His performances in blue and white have earned him his first call up to England under-21s, and there is no doubt around these parts the senior team will follow in time.

Barnes has his own designs on England, and with Mason Mount already in the senior squad, playing in the Championship is no longer a barrier. But Gareth Southgate wants his players playing.

The England senior team is slightly fanciful at this stage but Barnes can get there in the next few years if his development is managed correctly.

Would he get the game-time he needs to do that at the King Power Stadium?

He was recalled last January from Barnsley and played a sum total of eight minutes in the Premier League.

The Foxes already have a plethora of options in the three spots behind Jamie Vardy.

James Maddison’s performances at No.10 have earned him an England call-up and Kelechi Iheanacho has also played that role recently.

Out wide, where Barnes can also play, Claude Puel has £12m summer signing Rachid Ghezzal, Premier League winner Marc Albrighton, Fousseni Diabate, and Demarai Gray – whose injury is not as bad as first feared.

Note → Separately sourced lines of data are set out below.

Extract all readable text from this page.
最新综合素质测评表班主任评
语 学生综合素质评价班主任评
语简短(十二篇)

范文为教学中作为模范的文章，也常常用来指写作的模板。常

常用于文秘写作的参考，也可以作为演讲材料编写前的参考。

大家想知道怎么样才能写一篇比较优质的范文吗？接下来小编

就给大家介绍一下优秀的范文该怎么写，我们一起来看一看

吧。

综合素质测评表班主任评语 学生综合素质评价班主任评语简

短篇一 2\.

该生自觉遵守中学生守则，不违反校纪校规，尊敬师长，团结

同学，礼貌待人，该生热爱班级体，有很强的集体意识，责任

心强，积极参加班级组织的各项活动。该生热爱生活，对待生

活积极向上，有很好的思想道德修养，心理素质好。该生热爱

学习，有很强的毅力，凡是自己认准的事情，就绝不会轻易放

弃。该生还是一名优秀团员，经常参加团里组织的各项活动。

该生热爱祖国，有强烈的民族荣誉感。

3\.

Games are vital. Ask any player or manager what is best for development and they will tell you games trump training every time.

It’s not an over-exaggeration to say Claude Puel’s decision could be the defining one of Albion’s season.

There are plenty of players performing well for the Baggies, not least another loanee, Dwight Gayle.

But Barnes is the fulcrum of this side, the creative catalyst who has sparked this scoring streak since he was moved inside to No.10.

It’s a team game, but Darren Moore has built his team around this bright young 20-year-old and he's repaying him in spades.

Rather than be a bit-part player for Leicester, the best thing for his development is to be the main man at The Hawthorns.